Health Directives Against Sustaining Procedures Sometime Ignored
It’s one thing for older people to come to a resolute decision that they don’t want “heroic” efforts made to save their lives in the event of a life-threatening condition.
Sometimes, as The New York Times pointed out a while back, it’s quite another to get that directive followed.
The story on an elderly man, faced with increasing dementia, who wrote a directive in 2011 saying he wanted comfort care only. Four years later, after his communication skills had seriously eroded, he began to die in his nursing home.
“The nursing home that cared for him sent him to a hospital, where doctors put him on a ventilator,” the story continued. “They slowed the bleeding, but couldn’t stop it. After a week and two surgical procedures, the patient was transferred to Johns Hopkins. There, physicians stopped the nosebleed, performed a tracheotomy, a procedure to create an opening in the throat that would permit long-term ventilator use, and placed a feeding tube in his stomach.
“Two weeks after that, a surgeon happened to find the patient’s advance directive in his medical chart. None of the other health care providers had noticed it, which meant they had all inadvertently violated it.”

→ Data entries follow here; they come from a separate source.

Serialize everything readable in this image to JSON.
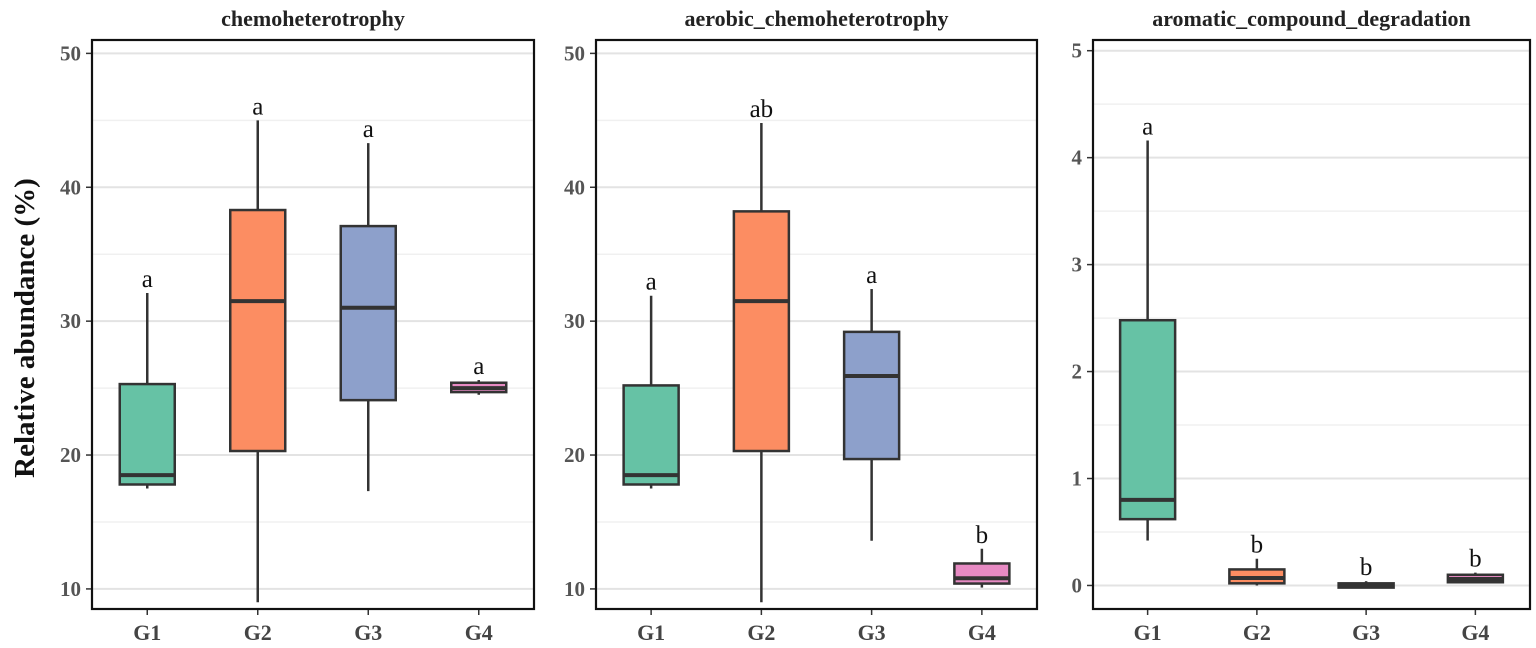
{
  "chart_data": [
    {
      "type": "boxplot",
      "title": "chemoheterotrophy",
      "ylabel": "Relative abundance (%)",
      "ylim": [
        8.5,
        51
      ],
      "yticks": [
        10,
        20,
        30,
        40,
        50
      ],
      "categories": [
        "G1",
        "G2",
        "G3",
        "G4"
      ],
      "colors": [
        "#66c2a5",
        "#fc8d62",
        "#8da0cb",
        "#e78ac3"
      ],
      "boxes": [
        {
          "group": "G1",
          "min": 17.5,
          "q1": 17.8,
          "median": 18.5,
          "q3": 25.3,
          "max": 32.1,
          "label": "a"
        },
        {
          "group": "G2",
          "min": 9.0,
          "q1": 20.3,
          "median": 31.5,
          "q3": 38.3,
          "max": 45.0,
          "label": "a"
        },
        {
          "group": "G3",
          "min": 17.3,
          "q1": 24.1,
          "median": 31.0,
          "q3": 37.1,
          "max": 43.3,
          "label": "a"
        },
        {
          "group": "G4",
          "min": 24.5,
          "q1": 24.7,
          "median": 25.0,
          "q3": 25.4,
          "max": 25.6,
          "label": "a"
        }
      ]
    },
    {
      "type": "boxplot",
      "title": "aerobic_chemoheterotrophy",
      "ylabel": "",
      "ylim": [
        8.5,
        51
      ],
      "yticks": [
        10,
        20,
        30,
        40,
        50
      ],
      "categories": [
        "G1",
        "G2",
        "G3",
        "G4"
      ],
      "colors": [
        "#66c2a5",
        "#fc8d62",
        "#8da0cb",
        "#e78ac3"
      ],
      "boxes": [
        {
          "group": "G1",
          "min": 17.5,
          "q1": 17.8,
          "median": 18.5,
          "q3": 25.2,
          "max": 31.9,
          "label": "a"
        },
        {
          "group": "G2",
          "min": 9.0,
          "q1": 20.3,
          "median": 31.5,
          "q3": 38.2,
          "max": 44.8,
          "label": "ab"
        },
        {
          "group": "G3",
          "min": 13.6,
          "q1": 19.7,
          "median": 25.9,
          "q3": 29.2,
          "max": 32.4,
          "label": "a"
        },
        {
          "group": "G4",
          "min": 10.1,
          "q1": 10.4,
          "median": 10.8,
          "q3": 11.9,
          "max": 13.0,
          "label": "b"
        }
      ]
    },
    {
      "type": "boxplot",
      "title": "aromatic_compound_degradation",
      "ylabel": "",
      "ylim": [
        -0.22,
        5.1
      ],
      "yticks": [
        0,
        1,
        2,
        3,
        4,
        5
      ],
      "categories": [
        "G1",
        "G2",
        "G3",
        "G4"
      ],
      "colors": [
        "#66c2a5",
        "#fc8d62",
        "#8da0cb",
        "#e78ac3"
      ],
      "boxes": [
        {
          "group": "G1",
          "min": 0.42,
          "q1": 0.62,
          "median": 0.8,
          "q3": 2.48,
          "max": 4.16,
          "label": "a"
        },
        {
          "group": "G2",
          "min": 0.0,
          "q1": 0.02,
          "median": 0.07,
          "q3": 0.15,
          "max": 0.25,
          "label": "b"
        },
        {
          "group": "G3",
          "min": -0.02,
          "q1": -0.02,
          "median": 0.0,
          "q3": 0.02,
          "max": 0.04,
          "label": "b",
          "fill_override": "#fc8d62"
        },
        {
          "group": "G4",
          "min": 0.02,
          "q1": 0.03,
          "median": 0.06,
          "q3": 0.1,
          "max": 0.12,
          "label": "b"
        }
      ]
    }
  ]
}
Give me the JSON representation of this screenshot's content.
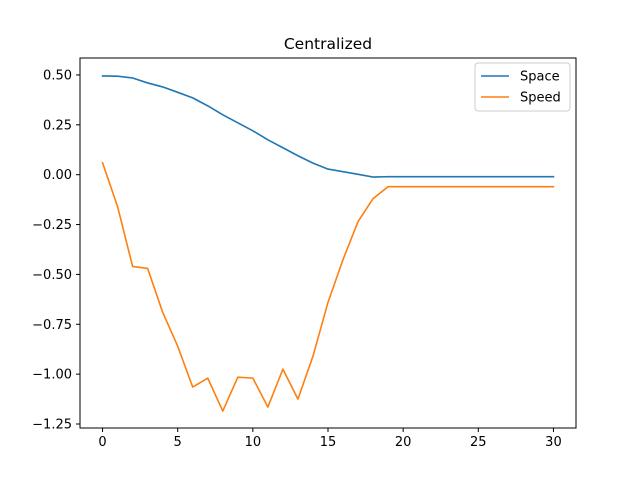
{
  "chart_data": {
    "type": "line",
    "title": "Centralized",
    "xlabel": "",
    "ylabel": "",
    "xlim": [
      -1.5,
      31.5
    ],
    "ylim": [
      -1.27,
      0.585
    ],
    "xticks": [
      0,
      5,
      10,
      15,
      20,
      25,
      30
    ],
    "yticks": [
      0.5,
      0.25,
      0.0,
      -0.25,
      -0.5,
      -0.75,
      -1.0,
      -1.25
    ],
    "ytick_labels": [
      "0.50",
      "0.25",
      "0.00",
      "−0.25",
      "−0.50",
      "−0.75",
      "−1.00",
      "−1.25"
    ],
    "xtick_labels": [
      "0",
      "5",
      "10",
      "15",
      "20",
      "25",
      "30"
    ],
    "grid": false,
    "legend_position": "top-right",
    "x": [
      0,
      1,
      2,
      3,
      4,
      5,
      6,
      7,
      8,
      9,
      10,
      11,
      12,
      13,
      14,
      15,
      16,
      17,
      18,
      19,
      20,
      21,
      22,
      23,
      24,
      25,
      26,
      27,
      28,
      29,
      30
    ],
    "series": [
      {
        "name": "Space",
        "color": "#1f77b4",
        "values": [
          0.495,
          0.494,
          0.485,
          0.46,
          0.44,
          0.413,
          0.385,
          0.345,
          0.3,
          0.26,
          0.22,
          0.175,
          0.135,
          0.095,
          0.058,
          0.028,
          0.015,
          0.002,
          -0.012,
          -0.01,
          -0.01,
          -0.01,
          -0.01,
          -0.01,
          -0.01,
          -0.01,
          -0.01,
          -0.01,
          -0.01,
          -0.01,
          -0.01
        ]
      },
      {
        "name": "Speed",
        "color": "#ff7f0e",
        "values": [
          0.06,
          -0.16,
          -0.46,
          -0.47,
          -0.69,
          -0.86,
          -1.065,
          -1.02,
          -1.185,
          -1.015,
          -1.02,
          -1.165,
          -0.975,
          -1.125,
          -0.91,
          -0.64,
          -0.425,
          -0.235,
          -0.12,
          -0.06,
          -0.06,
          -0.06,
          -0.06,
          -0.06,
          -0.06,
          -0.06,
          -0.06,
          -0.06,
          -0.06,
          -0.06,
          -0.06
        ]
      }
    ]
  }
}
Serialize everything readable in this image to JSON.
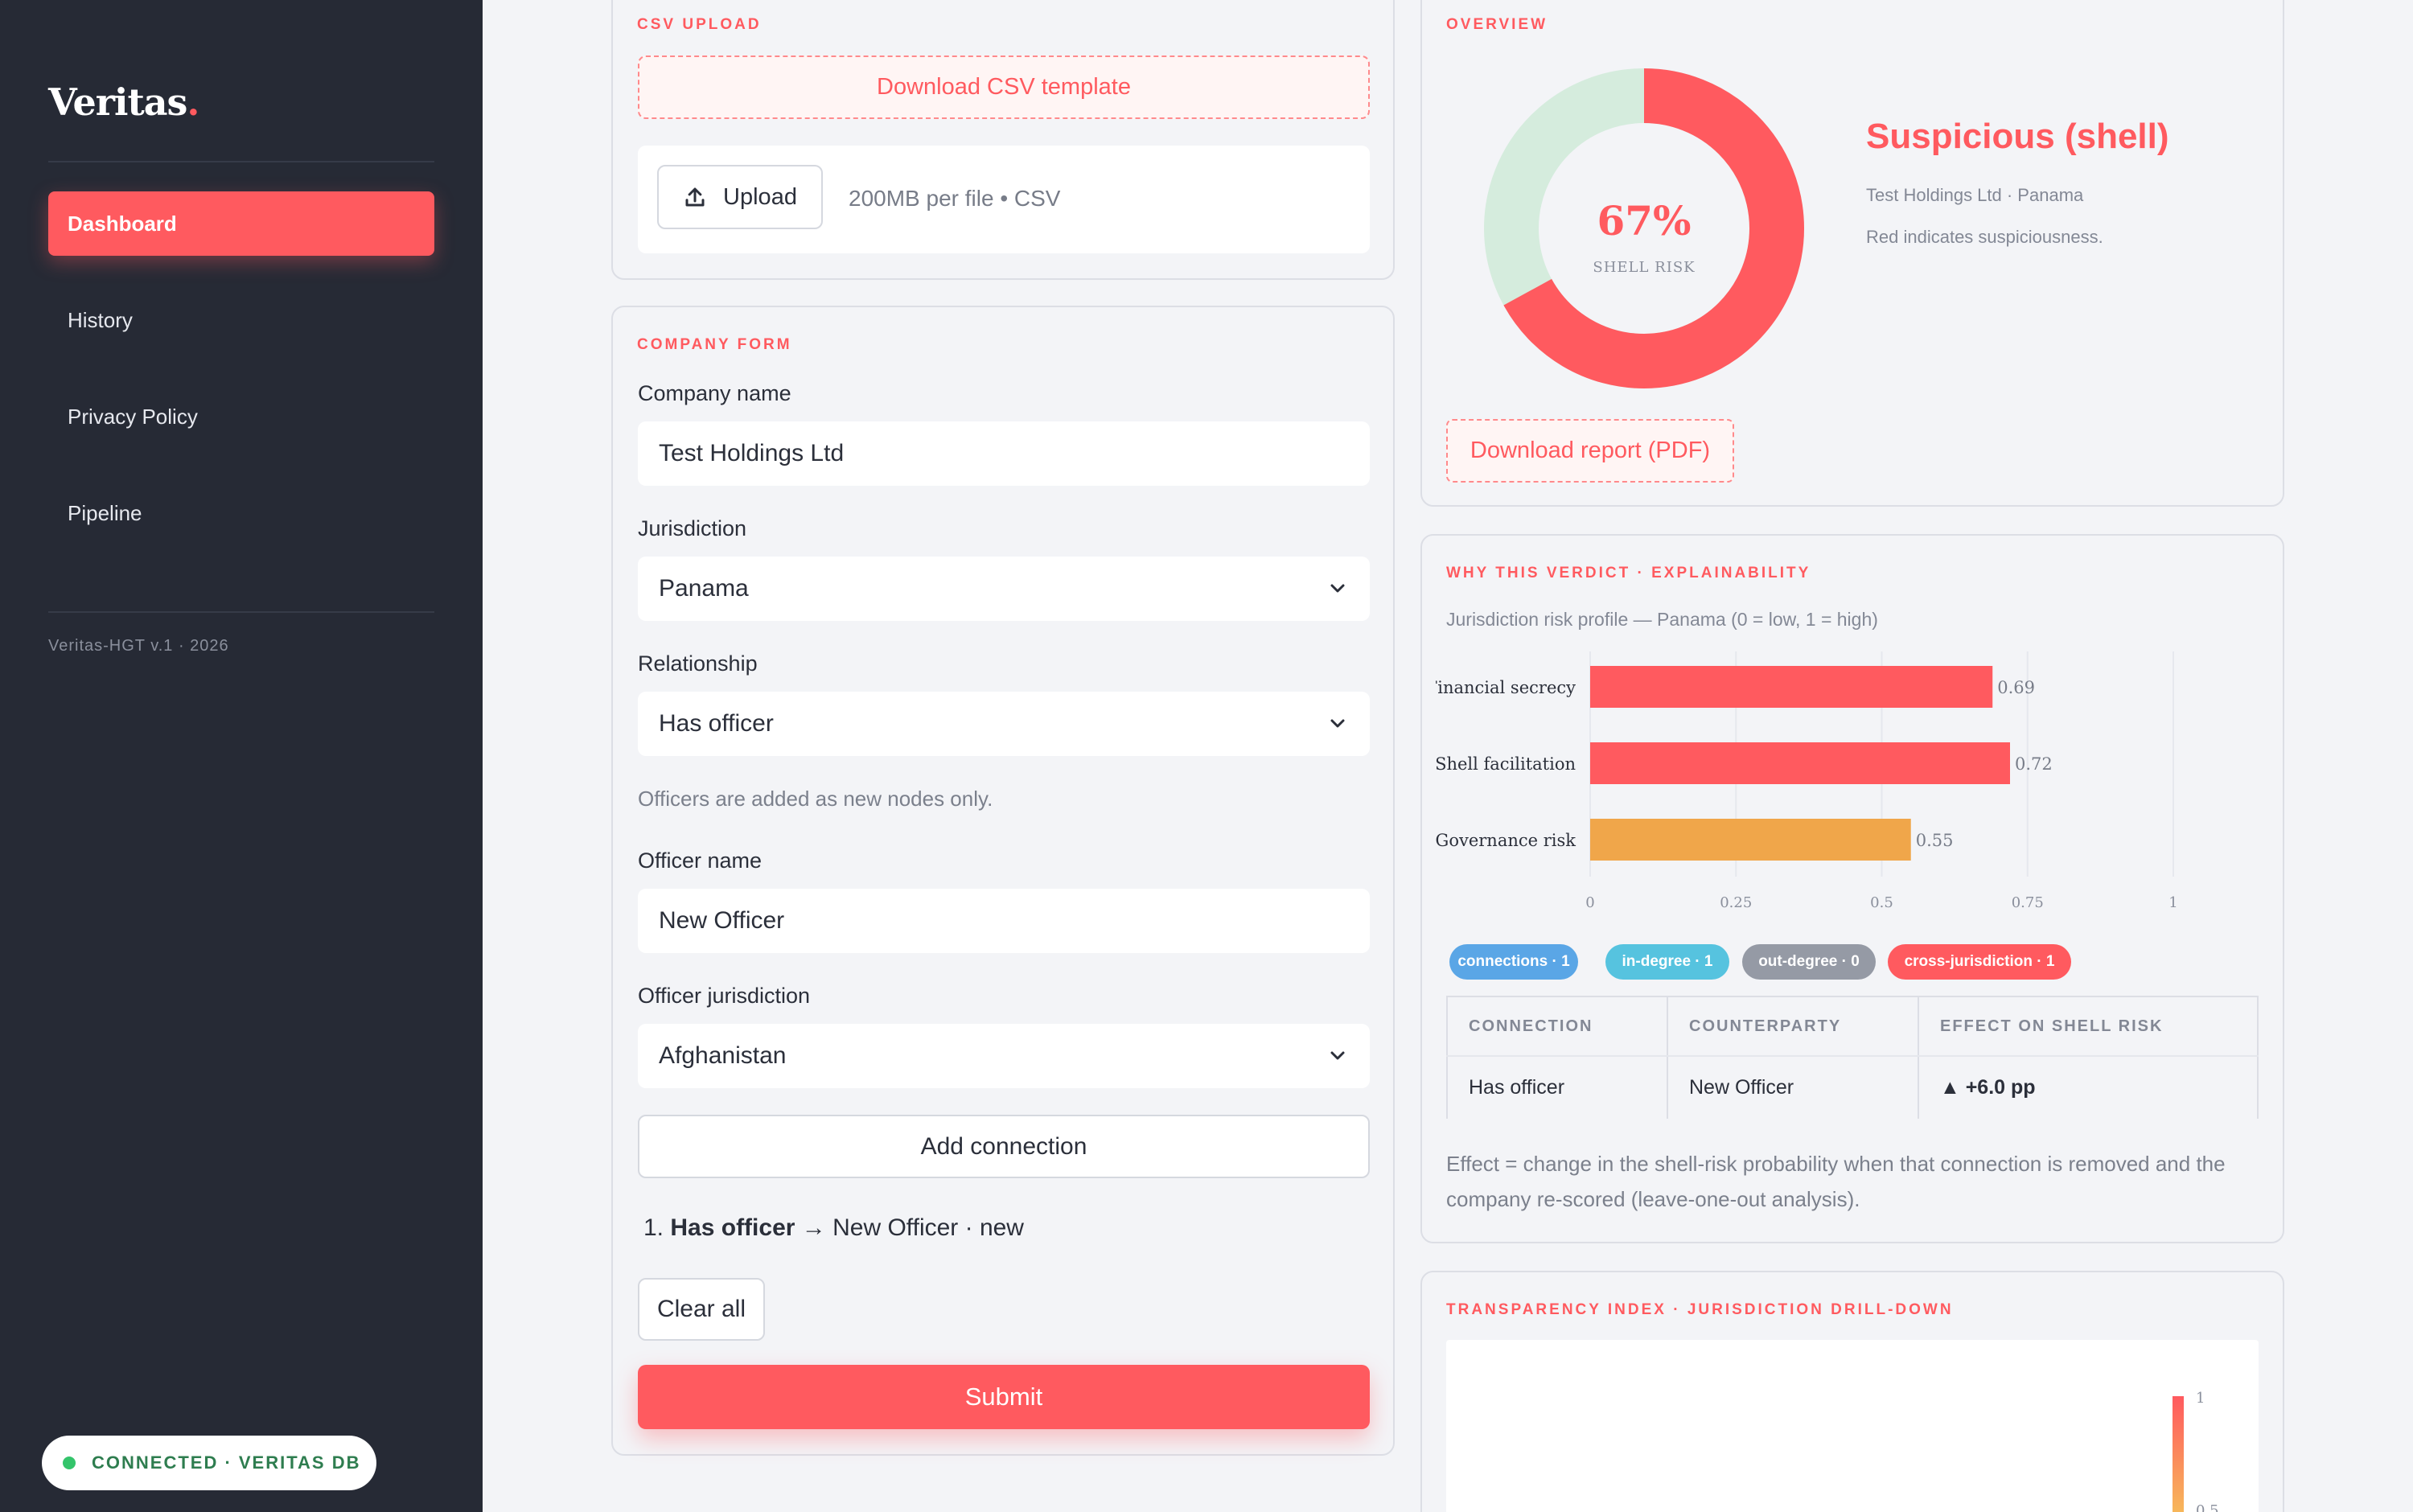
{
  "sidebar": {
    "brand": "Veritas",
    "brand_dot": ".",
    "nav": [
      "Dashboard",
      "History",
      "Privacy Policy",
      "Pipeline"
    ],
    "active": "Dashboard",
    "version": "Veritas-HGT v.1 · 2026",
    "connection_status": "CONNECTED · VERITAS DB"
  },
  "csv_upload": {
    "title": "CSV UPLOAD",
    "template_button": "Download CSV template",
    "upload_button": "Upload",
    "upload_hint": "200MB per file • CSV"
  },
  "company_form": {
    "title": "COMPANY FORM",
    "company_name_label": "Company name",
    "company_name_value": "Test Holdings Ltd",
    "jurisdiction_label": "Jurisdiction",
    "jurisdiction_value": "Panama",
    "relationship_label": "Relationship",
    "relationship_value": "Has officer",
    "relationship_hint": "Officers are added as new nodes only.",
    "officer_name_label": "Officer name",
    "officer_name_value": "New Officer",
    "officer_jurisdiction_label": "Officer jurisdiction",
    "officer_jurisdiction_value": "Afghanistan",
    "add_connection_button": "Add connection",
    "connections": [
      {
        "index": "1.",
        "relationship": "Has officer",
        "arrow": "→",
        "target": "New Officer · new"
      }
    ],
    "clear_button": "Clear all",
    "submit_button": "Submit"
  },
  "overview": {
    "title": "OVERVIEW",
    "risk_percent": "67%",
    "risk_label": "SHELL RISK",
    "risk_value": 0.67,
    "verdict": "Suspicious (shell)",
    "company_meta": "Test Holdings Ltd · Panama",
    "color_note": "Red indicates suspiciousness.",
    "report_button": "Download report (PDF)",
    "colors": {
      "risk": "#ff5a5f",
      "remainder": "#d5ecdd"
    }
  },
  "explainability": {
    "title": "WHY THIS VERDICT · EXPLAINABILITY",
    "subtitle": "Jurisdiction risk profile — Panama (0 = low, 1 = high)",
    "chart_data": {
      "type": "bar",
      "orientation": "horizontal",
      "categories": [
        "Financial secrecy",
        "Shell facilitation",
        "Governance risk"
      ],
      "values": [
        0.69,
        0.72,
        0.55
      ],
      "value_labels": [
        "0.69",
        "0.72",
        "0.55"
      ],
      "colors": [
        "#ff5a5f",
        "#ff5a5f",
        "#f0a64a"
      ],
      "xlim": [
        0,
        1
      ],
      "ticks": [
        0,
        0.25,
        0.5,
        0.75,
        1
      ],
      "tick_labels": [
        "0",
        "0.25",
        "0.5",
        "0.75",
        "1"
      ],
      "grid": true
    },
    "badges": [
      {
        "label": "connections · 1",
        "color": "#5aa6e6"
      },
      {
        "label": "in-degree · 1",
        "color": "#56c3df"
      },
      {
        "label": "out-degree · 0",
        "color": "#959aa5"
      },
      {
        "label": "cross-jurisdiction · 1",
        "color": "#ff5a5f"
      }
    ],
    "table": {
      "headers": [
        "CONNECTION",
        "COUNTERPARTY",
        "EFFECT ON SHELL RISK"
      ],
      "rows": [
        {
          "connection": "Has officer",
          "counterparty": "New Officer",
          "effect": "▲ +6.0 pp"
        }
      ]
    },
    "note": "Effect = change in the shell-risk probability when that connection is removed and the company re-scored (leave-one-out analysis)."
  },
  "transparency": {
    "title": "TRANSPARENCY INDEX · JURISDICTION DRILL-DOWN",
    "scale_top_label": "1",
    "scale_bottom_label": "0.5"
  }
}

The man’s son, who had agreed to the life-sustaining procedures, was unaware of his father’s written decision regarding them.
“He very much wanted to follow his father’s wishes,” Dr. Rebecca Aslakson, a critical care anesthesiologist at Johns Hopkins Hospital in Baltimore told The Times.
“Ever since Congress passed the Patient Self-Determination Act in 1990, health professionals and consumer advocates have urged Americans, especially older adults, to draw up advance directives and distribute them to families and doctors,” the article continued. “The documents allow people with terminal illnesses to accept or reject medical interventions and to appoint surrogate decision makers if they become incapacitated. The campaign does seem to have paid off in one sense: Among Americans over age 60, the proportion who had advance directives when they died rose to 72 percent in 2010 from 47 percent in 2000, according to data from the national Health and Retirement Study.
“Too often, though, an advance directive hardly seems to matter. Stories abound of documents misplaced, stashed in safe deposit boxes, filed in lawyers’ offices.”
The upshot is that family members and loved ones need to communicate with one another, even about something as sensitive as dying.